A fuelling system of the invention has several advantages over the prior art, i.e. a fuel cell supplied by separate hydrogen and oxygen cylinders. Firstly, a vessel of the invention is much lighter than separate hydrogen and oxygen canisters. Secondly, as the hydrogen and oxygen are at equal pressures, only one (external) wall able to withstand a high pressure differential, is required. In addition to reducing the weight of the system, this results in a smaller logistical footprint. A fuelling system of the invention also has reduced volume compared to the prior art, as there is a greater packing efficiency in one vessel than in two separate storage vessels. Another advantage of this system is that it provides the connection between an electrolyser and a fuel cell, therefore filling the gap in the hydrogen and oxygen supply systems. A system of the invention provides for the production, collection, delivery and use of stoichiometric hydrogen and oxygen.

The invention will now be described, by way of example only, with reference to the accompanying drawings.

FIG. 1 is a schematic cross-sectional view of three vessels suitable for use in a system embodying the present invention. It shows vessels (A, B and C) suitable for operation with a hydrogen/oxygen fuel cell (not shown).

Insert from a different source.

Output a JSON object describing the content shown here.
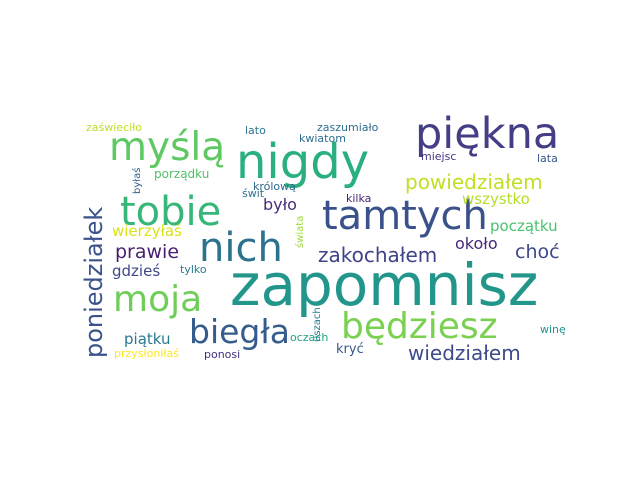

All the vessels in the drawing contain two chambers (1, 2) having volumes in a 1:2 ratio. Chamber 1 will contain oxygen, and chamber 2 will contain hydrogen. The outer casing (3) may be made from a high pressure-resistant metal or a composite cylinder. The inner wall (4) is not required to withstand a high pressure differential. The dotted lines illustrate how a moveable or flexible separator may conform to apply a correction for small pressure differentials. The inner wall may be flexible to allow for corrections in pressure. The thin dashed line (5) represents the position of the inner wall when correcting for high oxygen pressure and the thick dashed line (6) represents a correction for high hydrogen pressure.

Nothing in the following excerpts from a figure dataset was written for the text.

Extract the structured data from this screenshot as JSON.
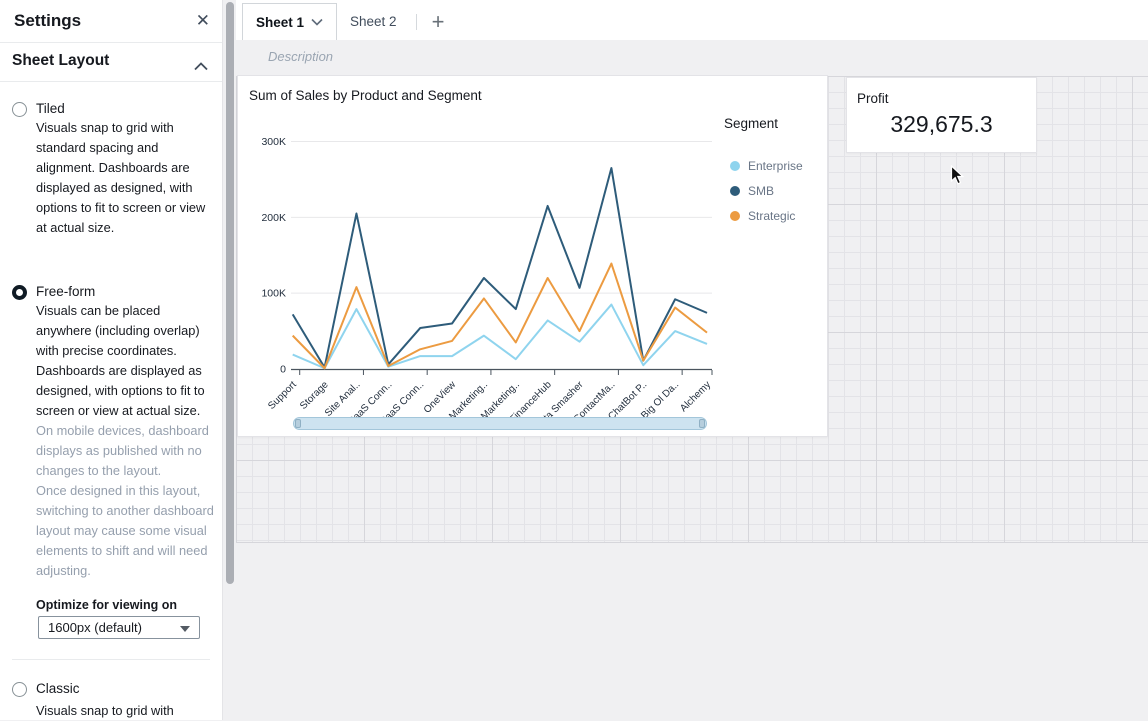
{
  "sidebar": {
    "title": "Settings",
    "section_title": "Sheet Layout",
    "options": [
      {
        "label": "Tiled",
        "selected": false,
        "description": "Visuals snap to grid with standard spacing and alignment. Dashboards are displayed as designed, with options to fit to screen or view at actual size."
      },
      {
        "label": "Free-form",
        "selected": true,
        "description": "Visuals can be placed anywhere (including overlap) with precise coordinates. Dashboards are displayed as designed, with options to fit to screen or view at actual size.",
        "note1": "On mobile devices, dashboard displays as published with no changes to the layout.",
        "note2": "Once designed in this layout, switching to another dashboard layout may cause some visual elements to shift and will need adjusting."
      },
      {
        "label": "Classic",
        "selected": false,
        "description": "Visuals snap to grid with"
      }
    ],
    "optimize_label": "Optimize for viewing on",
    "optimize_value": "1600px (default)"
  },
  "tabs": {
    "items": [
      {
        "label": "Sheet 1",
        "active": true
      },
      {
        "label": "Sheet 2",
        "active": false
      }
    ],
    "add_label": "+"
  },
  "description_bar": {
    "placeholder": "Description"
  },
  "chart_data": {
    "type": "line",
    "title": "Sum of Sales by Product and Segment",
    "legend_title": "Segment",
    "legend_position": "right",
    "grid": true,
    "xlabel": "",
    "ylabel": "",
    "ylim": [
      0,
      300000
    ],
    "yticks": [
      {
        "label": "0",
        "value": 0
      },
      {
        "label": "100K",
        "value": 100
      },
      {
        "label": "200K",
        "value": 200
      },
      {
        "label": "300K",
        "value": 300
      }
    ],
    "value_unit": "thousands",
    "categories": [
      "Support",
      "Storage",
      "Site Anal..",
      "SaaS Conn..",
      "SaaS Conn..",
      "OneView",
      "Marketing..",
      "Marketing..",
      "FinanceHub",
      "Data Smasher",
      "ContactMa..",
      "ChatBot P..",
      "Big Ol Da..",
      "Alchemy"
    ],
    "series": [
      {
        "name": "Enterprise",
        "color": "#8fd4ee",
        "values": [
          19,
          1,
          79,
          3,
          17,
          17,
          44,
          13,
          64,
          36,
          85,
          5,
          50,
          33
        ]
      },
      {
        "name": "SMB",
        "color": "#2e5c7a",
        "values": [
          72,
          2,
          205,
          6,
          54,
          60,
          120,
          79,
          215,
          107,
          265,
          11,
          92,
          74
        ]
      },
      {
        "name": "Strategic",
        "color": "#ec9b41",
        "values": [
          44,
          1,
          108,
          4,
          26,
          37,
          93,
          35,
          120,
          50,
          139,
          11,
          81,
          48
        ]
      }
    ]
  },
  "kpi": {
    "title": "Profit",
    "value": "329,675.3"
  }
}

Vessel A is a cylindrical vessel, in which the chambers are coaxial. This is a particularly preferred embodiment. The fact that the chambers are coaxial means that the relative radii of the chambers, required to give a 2:1 volume ratio, are easily calculated. Further it naturally facilitates a coaxial arrangement of the valved ports of the hydrogen and oxygen coupling system, which is preferred for safety and ease of use.

Claims

1. A fuelling system comprising a hydrogen/oxygen fuel cell having hydrogen and oxygen compartments, and a vessel having first and second chambers, the first chamber connected to the hydrogen compartment and the second chamber connected to the oxygen compartment, via valved ports, wherein the volume of the first chamber is approximately twice the volume of the second chamber.

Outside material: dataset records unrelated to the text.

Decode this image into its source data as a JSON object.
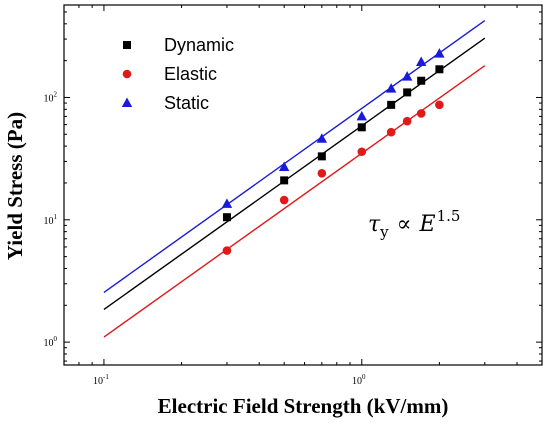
{
  "chart_data": {
    "type": "scatter",
    "xlabel": "Electric Field Strength (kV/mm)",
    "ylabel": "Yield Stress (Pa)",
    "x_scale": "log",
    "y_scale": "log",
    "xlim": [
      0.07,
      5
    ],
    "ylim": [
      0.65,
      570
    ],
    "x_ticks": [
      {
        "value": 0.1,
        "base": "10",
        "exp": "-1"
      },
      {
        "value": 1,
        "base": "10",
        "exp": "0"
      }
    ],
    "y_ticks": [
      {
        "value": 1,
        "base": "10",
        "exp": "0"
      },
      {
        "value": 10,
        "base": "10",
        "exp": "1"
      },
      {
        "value": 100,
        "base": "10",
        "exp": "2"
      }
    ],
    "legend_position": "top-left",
    "annotation": {
      "base": "τ",
      "subscript": "y",
      "operator": "∝",
      "var": "E",
      "power": "1.5"
    },
    "series": [
      {
        "name": "Dynamic",
        "marker": "square",
        "color": "#000000",
        "points": [
          [
            0.3,
            10.5
          ],
          [
            0.5,
            21
          ],
          [
            0.7,
            33
          ],
          [
            1.0,
            57
          ],
          [
            1.3,
            87
          ],
          [
            1.5,
            110
          ],
          [
            1.7,
            137
          ],
          [
            2.0,
            170
          ]
        ],
        "fit": {
          "x_range": [
            0.1,
            3.0
          ],
          "y_range": [
            1.85,
            305
          ]
        }
      },
      {
        "name": "Elastic",
        "marker": "circle",
        "color": "#e0191b",
        "points": [
          [
            0.3,
            5.6
          ],
          [
            0.5,
            14.5
          ],
          [
            0.7,
            24
          ],
          [
            1.0,
            36
          ],
          [
            1.3,
            52
          ],
          [
            1.5,
            64
          ],
          [
            1.7,
            74
          ],
          [
            2.0,
            87
          ]
        ],
        "fit": {
          "x_range": [
            0.1,
            3.0
          ],
          "y_range": [
            1.1,
            182
          ]
        }
      },
      {
        "name": "Static",
        "marker": "triangle",
        "color": "#1a1adb",
        "points": [
          [
            0.3,
            13.5
          ],
          [
            0.5,
            27
          ],
          [
            0.7,
            46
          ],
          [
            1.0,
            70
          ],
          [
            1.3,
            118
          ],
          [
            1.5,
            148
          ],
          [
            1.7,
            195
          ],
          [
            2.0,
            228
          ]
        ],
        "fit": {
          "x_range": [
            0.1,
            3.0
          ],
          "y_range": [
            2.55,
            425
          ]
        }
      }
    ]
  }
}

2. The system according to claim 1, additionally comprising a water electrolyser having hydrogen and oxygen electrode compartments, the hydrogen electrode compartment connected to the first chamber of the vessel and the oxygen electrode compartment connected to the second chamber of the vessel, via valved ports.

3. The system according to claim 2, wherein the water electrolyser is a high pressure electrolyser.

4. The system according to claim 1, wherein the vessel is cylindrical and the chambers are coaxial.

5. A method of fuelling a hydrogen/oxygen fuel cell having hydrogen and oxygen compartments, which comprises supplying hydrogen from a first chamber of a vessel to the hydrogen compartment and supplying oxygen from a second chamber of the vessel to the oxygen compartment, wherein the hydrogen and oxygen are supplied in a stoichiometric ratio and at substantially equal pressures.

6. The method according to claim 5, additionally comprising supplying hydrogen from a hydrogen electrode compartment of a water electrolyser into the first chamber of the vessel, and supplying oxygen from an oxygen electrode compartment of the water electrolyser into the second chamber of the vessel.

7. The method according to claim 6, wherein the water electrolyser is a high pressure electrolyser.